Surprisingly, it’s the college-age student, says a new study, calling into question the wisdom of the Credit CARD Act of 2009‘s restrictions on granting cards to the younger crowd.
The working paper from the Federal Reserve Bank of Richmond and Arizona State University found that Americans under the age of 21 are far less likely to own a card these days than they were before the law went into effect. (The CARD Act bars underage applicants from qualifying for a new card unless they can recruit an adult co-signer or prove they have enough income to pay their bills.)
Consumer advocates say that the shrinking number of student cardholders is a clear sign that the law has been successful. However, researchers at Arizona State and the Federal Reserve Bank of Richmond aren’t as enthusiastic.
Instead, they say that the law’s restrictions on student cards could have unintended consequences over the long-term — particularly for students who need a card to help build a positive credit history.
“Letting students apply for credit cards may actually make sense,” argued Arizona State’s Andra Ghent in an Oct. 7 press release. “These students are the people who want credit, need to build up a good credit history and have a steeply sloped income profile. If they don’t have a student loan, then a credit card may be the only way they can establish a decent credit history.”
To help support her argument, Ghent points to the working paper that she and her colleagues at the Federal Reserve Bank of Richmond released earlier this summer. The study, based on credit report data from Equifax, found that young adults under the age of 21 are significantly less likely than older consumers to miss a payment by 60 days or more.
However, when they do miss a payment, they are also more likely than older cardholders to learn from their early mistakes and avoid missed payments in the future.
According to Ghent, limiting young people’s access to credit could crimp their ability to practice using credit at an early age and build good habits over the long-term. It may also unnecessarily squeeze young adults who need the extra funds to pay their bills and build a solid credit score.
“You can’t learn just by watching credit card use,” said Ghent in the release. “You have to get a card, pay it down every 30 days and experience in order to learn. It’s also hard to get a mortgage if you can’t get a credit card to build up your credit history,” she adds.
Ghent’s argument is provocative and is sure to get some push back from consumer advocates who say that the CARD Act’s restrictions on student credit is one of the law’s most important provisions.
Personally, I sympathize with recent grads who don’t have enough of a credit history to qualify for a loan with decent terms. However, I’m not sure that relaxing the application standards for students under the age of 21 is the right answer.

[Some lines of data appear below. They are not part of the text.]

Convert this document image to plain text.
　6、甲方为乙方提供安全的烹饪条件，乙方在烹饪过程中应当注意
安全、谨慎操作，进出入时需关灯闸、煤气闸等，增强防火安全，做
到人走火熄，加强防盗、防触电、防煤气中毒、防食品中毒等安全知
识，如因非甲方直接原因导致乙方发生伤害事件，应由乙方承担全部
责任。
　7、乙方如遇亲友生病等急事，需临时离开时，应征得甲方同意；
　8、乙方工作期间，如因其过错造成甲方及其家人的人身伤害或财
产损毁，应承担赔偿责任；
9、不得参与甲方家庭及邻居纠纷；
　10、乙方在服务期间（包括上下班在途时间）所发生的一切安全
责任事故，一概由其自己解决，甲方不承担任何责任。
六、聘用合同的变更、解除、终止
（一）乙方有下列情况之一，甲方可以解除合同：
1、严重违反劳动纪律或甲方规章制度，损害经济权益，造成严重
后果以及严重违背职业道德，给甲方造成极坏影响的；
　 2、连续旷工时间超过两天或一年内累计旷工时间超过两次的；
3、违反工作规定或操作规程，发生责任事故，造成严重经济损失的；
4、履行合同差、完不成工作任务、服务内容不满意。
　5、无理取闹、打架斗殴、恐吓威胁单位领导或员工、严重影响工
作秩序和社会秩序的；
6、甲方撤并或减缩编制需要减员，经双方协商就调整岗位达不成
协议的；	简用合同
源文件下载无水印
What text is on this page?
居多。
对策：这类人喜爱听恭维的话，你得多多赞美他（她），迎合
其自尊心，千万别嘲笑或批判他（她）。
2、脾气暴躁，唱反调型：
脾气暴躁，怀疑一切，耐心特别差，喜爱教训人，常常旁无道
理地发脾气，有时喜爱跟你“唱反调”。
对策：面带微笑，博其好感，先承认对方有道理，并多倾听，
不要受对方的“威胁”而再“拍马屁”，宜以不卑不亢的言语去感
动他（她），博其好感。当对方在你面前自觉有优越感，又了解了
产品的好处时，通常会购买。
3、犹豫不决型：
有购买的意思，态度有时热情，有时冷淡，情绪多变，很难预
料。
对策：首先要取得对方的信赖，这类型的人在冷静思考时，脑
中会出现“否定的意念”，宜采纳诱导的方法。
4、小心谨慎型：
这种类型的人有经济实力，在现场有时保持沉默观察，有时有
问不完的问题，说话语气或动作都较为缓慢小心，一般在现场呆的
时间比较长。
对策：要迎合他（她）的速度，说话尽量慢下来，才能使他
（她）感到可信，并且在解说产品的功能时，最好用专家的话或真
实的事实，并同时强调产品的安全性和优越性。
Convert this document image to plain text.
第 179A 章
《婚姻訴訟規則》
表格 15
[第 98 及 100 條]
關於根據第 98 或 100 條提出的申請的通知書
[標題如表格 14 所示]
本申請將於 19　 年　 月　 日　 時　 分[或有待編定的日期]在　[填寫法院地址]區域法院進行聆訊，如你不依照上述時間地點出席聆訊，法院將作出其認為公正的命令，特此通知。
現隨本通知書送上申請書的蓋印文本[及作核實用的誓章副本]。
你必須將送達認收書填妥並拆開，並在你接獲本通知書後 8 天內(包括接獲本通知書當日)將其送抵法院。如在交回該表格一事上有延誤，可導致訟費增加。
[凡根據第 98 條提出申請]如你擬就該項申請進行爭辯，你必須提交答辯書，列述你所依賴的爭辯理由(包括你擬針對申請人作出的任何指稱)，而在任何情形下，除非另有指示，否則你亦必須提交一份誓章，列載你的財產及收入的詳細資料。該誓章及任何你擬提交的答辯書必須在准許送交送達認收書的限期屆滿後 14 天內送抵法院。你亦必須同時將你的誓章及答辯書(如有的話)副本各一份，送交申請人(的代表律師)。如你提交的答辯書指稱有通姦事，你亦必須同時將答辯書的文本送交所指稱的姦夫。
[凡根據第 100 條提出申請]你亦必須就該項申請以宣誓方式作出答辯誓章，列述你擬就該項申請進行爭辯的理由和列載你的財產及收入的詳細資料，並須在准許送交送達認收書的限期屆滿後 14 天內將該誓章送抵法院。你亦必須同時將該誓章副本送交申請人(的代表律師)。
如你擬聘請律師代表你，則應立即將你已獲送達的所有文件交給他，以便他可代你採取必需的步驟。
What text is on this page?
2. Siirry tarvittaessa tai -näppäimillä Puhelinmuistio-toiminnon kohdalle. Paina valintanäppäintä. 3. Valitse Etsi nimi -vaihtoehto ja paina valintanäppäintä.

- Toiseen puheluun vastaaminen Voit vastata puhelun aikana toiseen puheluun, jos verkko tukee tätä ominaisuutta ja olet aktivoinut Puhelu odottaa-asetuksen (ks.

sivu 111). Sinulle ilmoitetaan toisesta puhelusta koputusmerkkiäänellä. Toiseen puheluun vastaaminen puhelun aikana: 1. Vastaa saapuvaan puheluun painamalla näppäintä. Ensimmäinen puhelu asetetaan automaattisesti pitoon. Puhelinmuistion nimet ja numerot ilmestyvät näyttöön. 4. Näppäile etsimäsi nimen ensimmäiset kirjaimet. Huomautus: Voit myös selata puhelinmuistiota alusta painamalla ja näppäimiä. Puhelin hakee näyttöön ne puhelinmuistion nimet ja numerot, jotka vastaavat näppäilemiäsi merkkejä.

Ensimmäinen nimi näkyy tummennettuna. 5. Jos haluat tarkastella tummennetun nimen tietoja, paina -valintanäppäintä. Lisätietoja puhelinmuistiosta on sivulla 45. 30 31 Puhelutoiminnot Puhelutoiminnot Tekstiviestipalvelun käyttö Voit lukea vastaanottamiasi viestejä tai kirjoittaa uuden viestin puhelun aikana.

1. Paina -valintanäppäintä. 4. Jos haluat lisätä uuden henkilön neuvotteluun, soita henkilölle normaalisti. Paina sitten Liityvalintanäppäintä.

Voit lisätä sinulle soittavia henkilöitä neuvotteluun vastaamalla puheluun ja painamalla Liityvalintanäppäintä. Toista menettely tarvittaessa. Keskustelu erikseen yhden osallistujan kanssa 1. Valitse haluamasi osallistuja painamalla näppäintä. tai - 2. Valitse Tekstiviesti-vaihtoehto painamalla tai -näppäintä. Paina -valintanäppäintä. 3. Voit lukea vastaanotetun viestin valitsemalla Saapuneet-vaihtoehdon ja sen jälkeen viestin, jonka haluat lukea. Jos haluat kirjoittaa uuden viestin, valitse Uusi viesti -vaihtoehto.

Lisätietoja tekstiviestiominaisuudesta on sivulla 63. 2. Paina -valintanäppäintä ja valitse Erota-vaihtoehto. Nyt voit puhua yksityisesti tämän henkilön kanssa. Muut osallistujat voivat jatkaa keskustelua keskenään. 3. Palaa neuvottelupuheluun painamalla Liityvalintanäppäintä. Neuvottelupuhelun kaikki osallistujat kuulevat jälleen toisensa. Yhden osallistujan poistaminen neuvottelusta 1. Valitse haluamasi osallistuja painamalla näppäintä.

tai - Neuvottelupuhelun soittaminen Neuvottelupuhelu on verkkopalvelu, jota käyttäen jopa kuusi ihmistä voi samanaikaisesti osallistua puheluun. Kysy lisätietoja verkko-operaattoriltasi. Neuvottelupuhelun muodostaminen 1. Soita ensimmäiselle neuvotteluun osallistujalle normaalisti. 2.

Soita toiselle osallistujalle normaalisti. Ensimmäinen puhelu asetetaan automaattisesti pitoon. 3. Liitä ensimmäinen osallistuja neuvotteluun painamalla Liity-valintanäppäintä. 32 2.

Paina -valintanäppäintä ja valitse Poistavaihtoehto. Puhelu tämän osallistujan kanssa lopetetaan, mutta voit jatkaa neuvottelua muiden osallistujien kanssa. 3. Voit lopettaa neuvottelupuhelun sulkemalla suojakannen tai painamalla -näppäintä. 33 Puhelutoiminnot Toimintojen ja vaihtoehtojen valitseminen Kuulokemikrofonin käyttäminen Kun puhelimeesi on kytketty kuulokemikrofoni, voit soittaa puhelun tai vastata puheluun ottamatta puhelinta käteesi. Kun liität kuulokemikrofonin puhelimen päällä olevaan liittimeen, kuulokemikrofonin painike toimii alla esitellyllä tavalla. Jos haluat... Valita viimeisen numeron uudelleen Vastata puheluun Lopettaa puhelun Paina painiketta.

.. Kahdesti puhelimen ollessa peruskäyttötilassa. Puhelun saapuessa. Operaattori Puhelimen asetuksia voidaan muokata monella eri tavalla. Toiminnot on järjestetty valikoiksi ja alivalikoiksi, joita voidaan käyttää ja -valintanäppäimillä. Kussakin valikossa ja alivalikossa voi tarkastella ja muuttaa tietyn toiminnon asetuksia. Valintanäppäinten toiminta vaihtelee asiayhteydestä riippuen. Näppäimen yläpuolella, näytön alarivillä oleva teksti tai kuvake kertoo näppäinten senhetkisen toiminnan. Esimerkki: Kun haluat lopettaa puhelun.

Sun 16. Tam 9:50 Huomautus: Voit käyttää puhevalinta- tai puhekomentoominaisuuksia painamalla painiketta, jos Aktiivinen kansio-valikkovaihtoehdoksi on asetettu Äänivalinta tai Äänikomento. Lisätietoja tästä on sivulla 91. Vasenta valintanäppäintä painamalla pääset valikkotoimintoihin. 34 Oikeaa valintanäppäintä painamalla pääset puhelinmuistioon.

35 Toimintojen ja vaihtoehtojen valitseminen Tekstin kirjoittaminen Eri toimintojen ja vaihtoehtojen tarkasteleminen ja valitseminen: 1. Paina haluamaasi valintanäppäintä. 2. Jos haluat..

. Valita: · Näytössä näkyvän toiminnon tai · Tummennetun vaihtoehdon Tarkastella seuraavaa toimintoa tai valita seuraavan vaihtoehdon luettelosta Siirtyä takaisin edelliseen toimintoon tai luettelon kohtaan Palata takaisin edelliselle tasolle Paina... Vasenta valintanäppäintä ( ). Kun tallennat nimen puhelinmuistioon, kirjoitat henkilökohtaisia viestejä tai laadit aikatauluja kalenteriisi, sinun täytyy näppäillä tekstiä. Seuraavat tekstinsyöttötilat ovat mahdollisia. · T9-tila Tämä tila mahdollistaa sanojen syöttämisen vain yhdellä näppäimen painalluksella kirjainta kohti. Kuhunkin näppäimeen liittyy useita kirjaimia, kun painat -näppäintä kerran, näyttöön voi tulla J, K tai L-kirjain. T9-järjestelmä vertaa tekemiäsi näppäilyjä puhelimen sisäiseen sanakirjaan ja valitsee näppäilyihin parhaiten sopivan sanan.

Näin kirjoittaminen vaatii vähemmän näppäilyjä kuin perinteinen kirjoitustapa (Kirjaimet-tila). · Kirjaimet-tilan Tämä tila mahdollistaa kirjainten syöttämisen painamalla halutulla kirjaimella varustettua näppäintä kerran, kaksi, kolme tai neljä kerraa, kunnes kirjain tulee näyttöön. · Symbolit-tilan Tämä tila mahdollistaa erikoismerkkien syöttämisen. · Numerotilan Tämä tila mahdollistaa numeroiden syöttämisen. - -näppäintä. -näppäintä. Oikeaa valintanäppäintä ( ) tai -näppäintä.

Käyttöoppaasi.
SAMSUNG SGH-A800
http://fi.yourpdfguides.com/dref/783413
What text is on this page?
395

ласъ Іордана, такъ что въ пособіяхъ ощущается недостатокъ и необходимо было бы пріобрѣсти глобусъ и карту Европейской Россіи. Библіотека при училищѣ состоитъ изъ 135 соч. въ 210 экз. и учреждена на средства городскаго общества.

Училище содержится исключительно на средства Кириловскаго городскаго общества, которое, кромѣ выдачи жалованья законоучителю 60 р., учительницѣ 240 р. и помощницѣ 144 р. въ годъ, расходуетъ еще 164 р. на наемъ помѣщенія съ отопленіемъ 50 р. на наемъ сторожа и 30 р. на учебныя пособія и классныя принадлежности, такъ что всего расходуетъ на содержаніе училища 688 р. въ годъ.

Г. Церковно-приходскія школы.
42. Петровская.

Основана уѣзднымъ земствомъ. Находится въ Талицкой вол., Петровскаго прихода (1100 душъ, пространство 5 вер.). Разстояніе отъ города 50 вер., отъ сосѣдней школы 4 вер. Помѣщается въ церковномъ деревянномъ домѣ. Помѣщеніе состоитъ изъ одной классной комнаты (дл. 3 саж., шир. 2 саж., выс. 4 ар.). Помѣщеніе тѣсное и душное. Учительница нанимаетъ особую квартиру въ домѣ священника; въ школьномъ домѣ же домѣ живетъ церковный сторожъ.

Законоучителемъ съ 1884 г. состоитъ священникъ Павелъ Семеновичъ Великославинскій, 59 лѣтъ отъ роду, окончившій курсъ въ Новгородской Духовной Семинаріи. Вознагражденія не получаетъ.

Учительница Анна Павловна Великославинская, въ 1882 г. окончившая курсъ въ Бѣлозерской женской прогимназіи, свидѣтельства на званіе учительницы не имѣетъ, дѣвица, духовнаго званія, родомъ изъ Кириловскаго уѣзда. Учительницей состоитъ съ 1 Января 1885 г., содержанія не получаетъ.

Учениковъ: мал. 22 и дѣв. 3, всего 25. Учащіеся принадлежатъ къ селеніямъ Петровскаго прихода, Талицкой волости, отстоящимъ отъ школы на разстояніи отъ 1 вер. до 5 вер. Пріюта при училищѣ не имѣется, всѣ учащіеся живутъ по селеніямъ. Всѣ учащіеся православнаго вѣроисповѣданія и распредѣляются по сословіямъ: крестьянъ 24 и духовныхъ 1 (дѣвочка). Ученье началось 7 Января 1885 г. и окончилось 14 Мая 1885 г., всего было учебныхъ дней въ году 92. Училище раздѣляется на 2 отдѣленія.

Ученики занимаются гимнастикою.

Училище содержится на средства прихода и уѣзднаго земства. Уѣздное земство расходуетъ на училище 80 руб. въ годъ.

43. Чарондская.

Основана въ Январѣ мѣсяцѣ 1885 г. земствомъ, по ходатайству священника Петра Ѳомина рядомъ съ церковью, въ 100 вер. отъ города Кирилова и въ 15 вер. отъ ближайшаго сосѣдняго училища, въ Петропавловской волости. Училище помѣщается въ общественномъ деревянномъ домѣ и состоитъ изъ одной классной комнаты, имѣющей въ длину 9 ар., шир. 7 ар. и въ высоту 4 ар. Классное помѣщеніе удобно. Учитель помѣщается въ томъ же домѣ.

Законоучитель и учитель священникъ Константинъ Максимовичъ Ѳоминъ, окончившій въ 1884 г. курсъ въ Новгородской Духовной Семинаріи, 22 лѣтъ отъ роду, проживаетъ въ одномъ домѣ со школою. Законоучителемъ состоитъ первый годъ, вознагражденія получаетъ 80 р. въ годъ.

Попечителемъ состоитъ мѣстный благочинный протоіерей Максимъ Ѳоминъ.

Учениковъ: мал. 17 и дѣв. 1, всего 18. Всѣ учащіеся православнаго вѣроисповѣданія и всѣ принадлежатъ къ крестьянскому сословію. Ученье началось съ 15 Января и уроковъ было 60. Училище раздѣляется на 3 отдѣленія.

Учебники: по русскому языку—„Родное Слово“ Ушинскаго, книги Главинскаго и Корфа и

Ghent and her colleagues argue that they have yet to see any evidence showing that underage borrowers are more likely than others to seriously default on their bills.
However, even if students manage to pay their credit card bills on time, they could still be financially undermined by snowballing debt — especially if they’re also dealing with massive student loans.
After all, it doesn’t take much for a small credit card bill to rapidly balloon if you can’t afford to pay more than the minimum amount due. Students, for example, currently pay an average APR of about 13.7 percent on new cards. If a student borrows just $1,500 over the course of their studies and pays just the minimum amount due on a card with a 13.74 percent APR, they could wind up paying nearly half that amount in interest alone, according to CreditCards.com’s minimum payment calculator.
That’s a steep price to pay for the sake of building up a solid credit history a few years earlier than you otherwise would. Some students may benefit from charging a few hundred dollars here and there and paying it off quickly before they graduate. However, if they can afford to pay their bills in full each month, then they probably have enough income coming in to qualify for a new card — even with the CARD Act’s restrictions.